The parts of the new network that have completely new values (no copied over values at all) have ‘requires_grad=True’.
Parameter containing: tensor([ 0.1209, 0.0306, 0.5345, -0.3023], requires_grad=True), Parameter containing: tensor([[ 0.0771, -0.1399, -0.1571, 0.2052], [-0.1313, 0.0706, -0.0783, -0.3379], [-0.1491, 0.3440, 0.4240, 0.0006], [-0.1941, -0.0320, -0.3423, -0.4040], [-0.1626, 0.3006, -0.4289, -0.1277]], requires_grad=True), Parameter containing: tensor([ 0.1358, -0.0119, 0.4847, 0.1065, -0.2739], requires_grad=True) ...

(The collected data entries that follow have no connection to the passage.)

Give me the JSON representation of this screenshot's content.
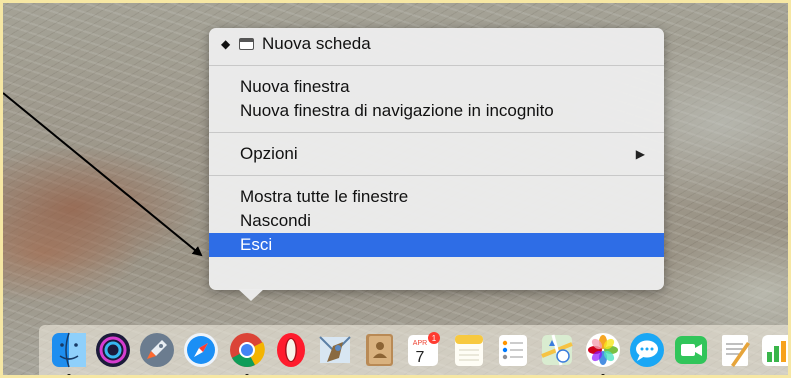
{
  "context_menu": {
    "items": [
      {
        "label": "Nuova scheda",
        "marker": "◆",
        "icon": "tab-icon"
      },
      {
        "label": "Nuova finestra"
      },
      {
        "label": "Nuova finestra di navigazione in incognito"
      },
      {
        "label": "Opzioni",
        "submenu_indicator": "▶"
      },
      {
        "label": "Mostra tutte le finestre"
      },
      {
        "label": "Nascondi"
      },
      {
        "label": "Esci",
        "selected": true
      }
    ]
  },
  "dock": {
    "apps": [
      {
        "icon": "finder-icon",
        "running": true
      },
      {
        "icon": "siri-icon",
        "running": false
      },
      {
        "icon": "launchpad-icon",
        "running": false
      },
      {
        "icon": "safari-icon",
        "running": false
      },
      {
        "icon": "chrome-icon",
        "running": true
      },
      {
        "icon": "opera-icon",
        "running": false
      },
      {
        "icon": "mail-icon",
        "running": false
      },
      {
        "icon": "contacts-icon",
        "running": false
      },
      {
        "icon": "calendar-icon",
        "running": false,
        "month": "APR",
        "day": "7",
        "badge": "1"
      },
      {
        "icon": "notes-icon",
        "running": false
      },
      {
        "icon": "reminders-icon",
        "running": false
      },
      {
        "icon": "maps-icon",
        "running": false
      },
      {
        "icon": "photos-icon",
        "running": true
      },
      {
        "icon": "messages-icon",
        "running": false
      },
      {
        "icon": "facetime-icon",
        "running": false
      },
      {
        "icon": "textedit-icon",
        "running": false
      },
      {
        "icon": "numbers-icon",
        "running": false
      }
    ]
  },
  "colors": {
    "selection": "#2e6de6",
    "screenshot_border": "#f6e7a4",
    "annotation_arrow": "#000000"
  }
}
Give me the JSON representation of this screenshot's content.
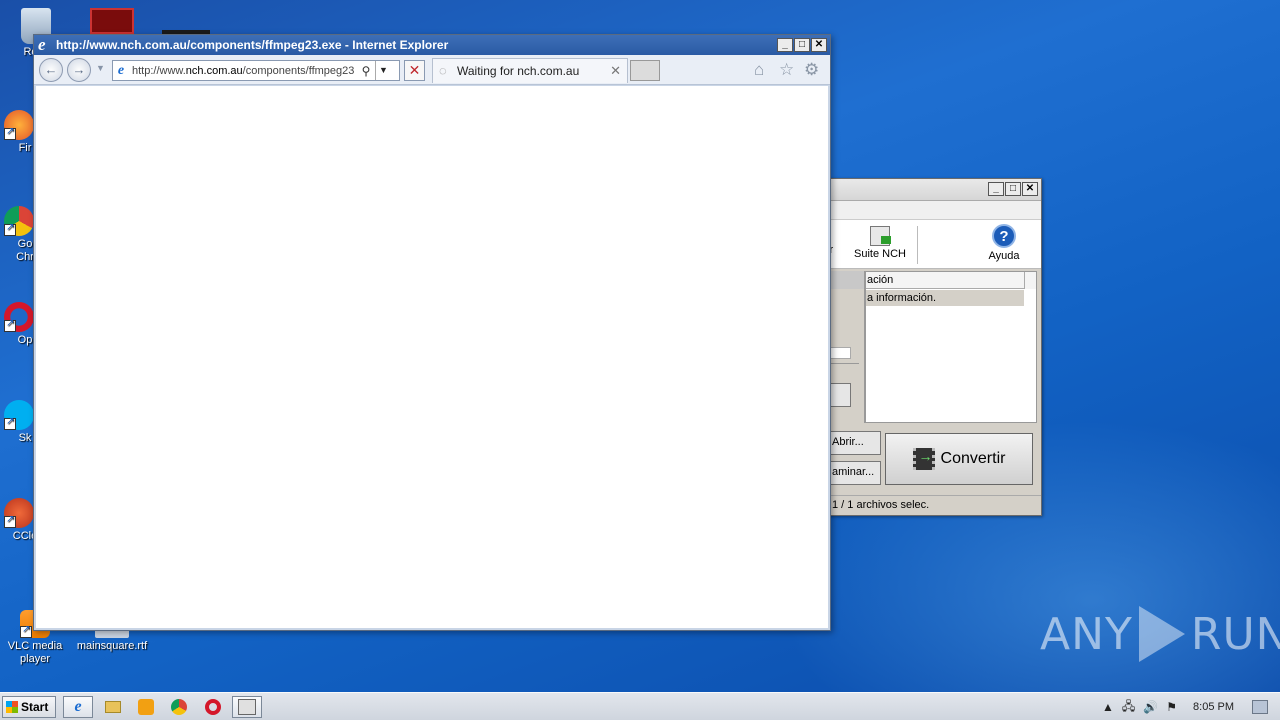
{
  "desktop": {
    "icons": [
      {
        "label": "Recy",
        "icon": "recycle-bin-icon"
      },
      {
        "label": "Fir",
        "icon": "firefox-icon"
      },
      {
        "label": "Go\nChr",
        "icon": "chrome-icon"
      },
      {
        "label": "Op",
        "icon": "opera-icon"
      },
      {
        "label": "Sk",
        "icon": "skype-icon"
      },
      {
        "label": "CCle",
        "icon": "ccleaner-icon"
      },
      {
        "label": "VLC media player",
        "icon": "vlc-icon"
      },
      {
        "label": "mainsquare.rtf",
        "icon": "rtf-document-icon"
      }
    ]
  },
  "ie": {
    "title": "http://www.nch.com.au/components/ffmpeg23.exe - Internet Explorer",
    "address_prefix": "http://www.",
    "address_domain": "nch.com.au",
    "address_rest": "/components/ffmpeg23",
    "tab_label": "Waiting for nch.com.au"
  },
  "nch": {
    "toolbar_partial": "ir",
    "suite_label": "Suite NCH",
    "help_label": "Ayuda",
    "list_header": "ación",
    "list_row": "a información.",
    "open_button": "Abrir...",
    "remove_button": "aminar...",
    "convert_button": "Convertir",
    "status": "1 / 1 archivos selec."
  },
  "taskbar": {
    "start_label": "Start",
    "clock": "8:05 PM"
  },
  "watermark": {
    "left": "ANY",
    "right": "RUN"
  },
  "colors": {
    "desktop": "#1f6fd1",
    "ie_title": "#2a5aa4",
    "stop_red": "#c0282c"
  }
}
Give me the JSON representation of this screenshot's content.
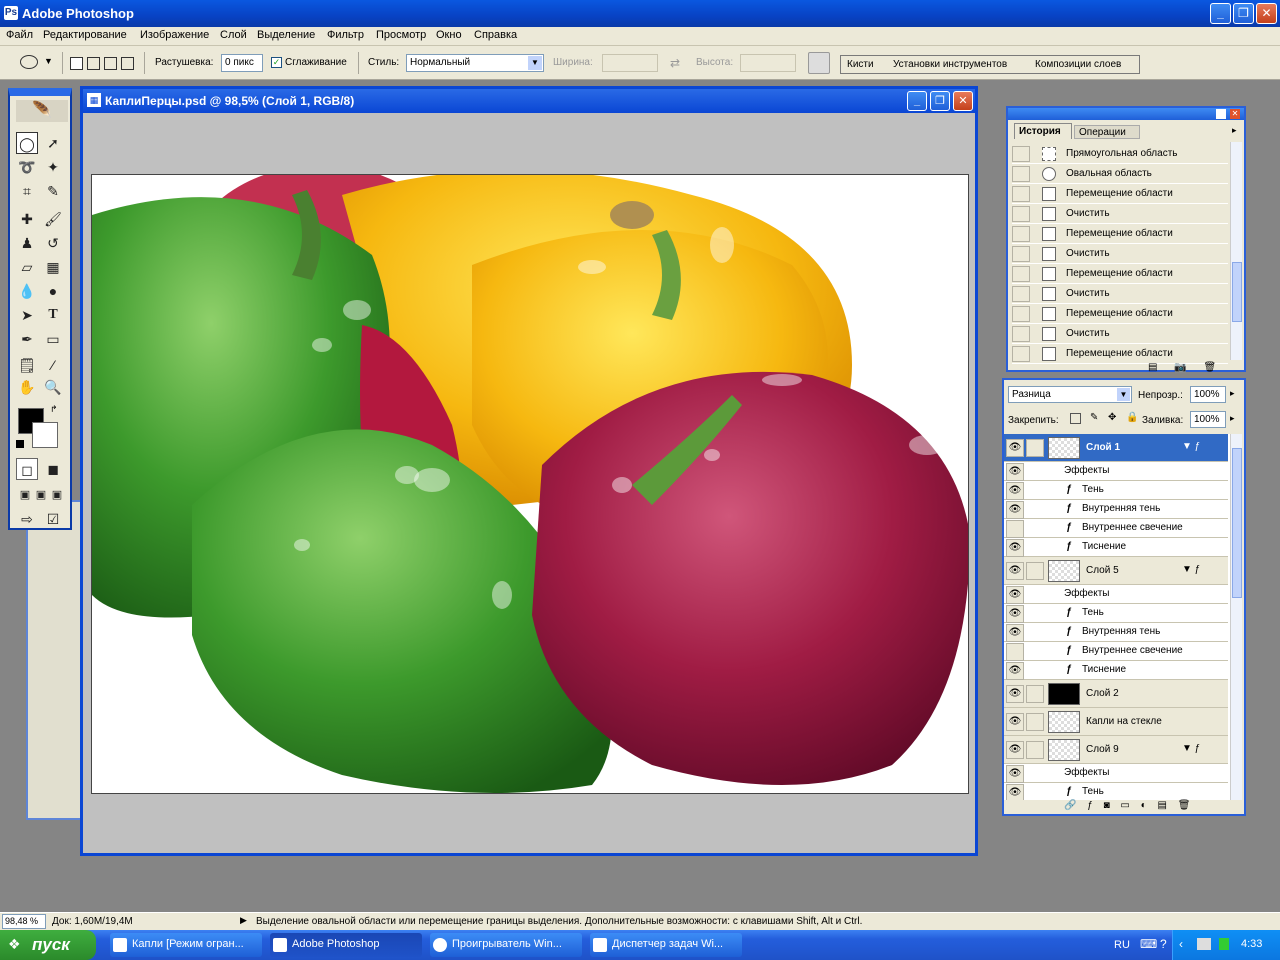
{
  "app": {
    "title": "Adobe Photoshop"
  },
  "menu": [
    "Файл",
    "Редактирование",
    "Изображение",
    "Слой",
    "Выделение",
    "Фильтр",
    "Просмотр",
    "Окно",
    "Справка"
  ],
  "options": {
    "feather_label": "Растушевка:",
    "feather_value": "0 пикс",
    "antialias_label": "Сглаживание",
    "style_label": "Стиль:",
    "style_value": "Нормальный",
    "width_label": "Ширина:",
    "height_label": "Высота:"
  },
  "wells": [
    "Кисти",
    "Установки инструментов",
    "Композиции слоев"
  ],
  "document": {
    "title": "КаплиПерцы.psd @ 98,5% (Слой 1, RGB/8)"
  },
  "history": {
    "tabs": [
      "История",
      "Операции"
    ],
    "items": [
      "Прямоугольная область",
      "Овальная область",
      "Перемещение области",
      "Очистить",
      "Перемещение области",
      "Очистить",
      "Перемещение области",
      "Очистить",
      "Перемещение области",
      "Очистить",
      "Перемещение области"
    ]
  },
  "layers": {
    "blend_mode": "Разница",
    "opacity_label": "Непрозр.:",
    "opacity_value": "100%",
    "lock_label": "Закрепить:",
    "fill_label": "Заливка:",
    "fill_value": "100%",
    "rows": [
      {
        "name": "Слой 1",
        "type": "layer",
        "selected": true
      },
      {
        "name": "Эффекты",
        "type": "effects"
      },
      {
        "name": "Тень",
        "type": "fx"
      },
      {
        "name": "Внутренняя тень",
        "type": "fx"
      },
      {
        "name": "Внутреннее свечение",
        "type": "fx"
      },
      {
        "name": "Тиснение",
        "type": "fx"
      },
      {
        "name": "Слой 5",
        "type": "layer"
      },
      {
        "name": "Эффекты",
        "type": "effects"
      },
      {
        "name": "Тень",
        "type": "fx"
      },
      {
        "name": "Внутренняя тень",
        "type": "fx"
      },
      {
        "name": "Внутреннее свечение",
        "type": "fx"
      },
      {
        "name": "Тиснение",
        "type": "fx"
      },
      {
        "name": "Слой 2",
        "type": "layer",
        "black": true
      },
      {
        "name": "Капли  на стекле",
        "type": "layer"
      },
      {
        "name": "Слой 9",
        "type": "layer"
      },
      {
        "name": "Эффекты",
        "type": "effects"
      },
      {
        "name": "Тень",
        "type": "fx"
      }
    ]
  },
  "status": {
    "zoom": "98,48 %",
    "doc": "Док: 1,60M/19,4M",
    "hint": "Выделение овальной области или перемещение границы выделения. Дополнительные возможности: с клавишами Shift, Alt и Ctrl."
  },
  "taskbar": {
    "start": "пуск",
    "buttons": [
      "Капли [Режим огран...",
      "Adobe Photoshop",
      "Проигрыватель Win...",
      "Диспетчер задач Wi..."
    ],
    "lang": "RU",
    "clock": "4:33"
  }
}
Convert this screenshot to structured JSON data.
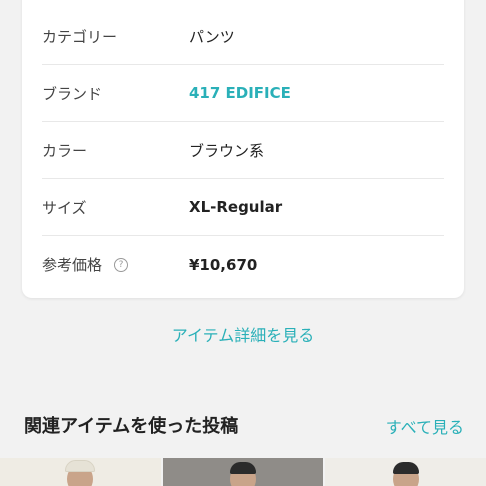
{
  "details": [
    {
      "label": "カテゴリー",
      "value": "パンツ",
      "style": "plain"
    },
    {
      "label": "ブランド",
      "value": "417 EDIFICE",
      "style": "link"
    },
    {
      "label": "カラー",
      "value": "ブラウン系",
      "style": "plain"
    },
    {
      "label": "サイズ",
      "value": "XL-Regular",
      "style": "bold"
    },
    {
      "label": "参考価格",
      "value": "¥10,670",
      "style": "bold",
      "help_icon": "?"
    }
  ],
  "item_detail_link": "アイテム詳細を見る",
  "related": {
    "title": "関連アイテムを使った投稿",
    "see_all": "すべて見る"
  },
  "colors": {
    "accent": "#2ab0b8"
  }
}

Does this mean that the values that were copied over to the new network are untrainable? What can I do to make the copied over values also show ‘requires_grad=True’ (and not grad_fn=<CopySlices>)? And I want to get rid of the ancestor weights entirely from the computation graph. All I want is to simply transfer over the ancestor values and nothing else. Please help.

ptrblck · September 5, 2020, 6:11am

Try to wrap the parameter assignment into with torch.no_grad() and check the new parameters again.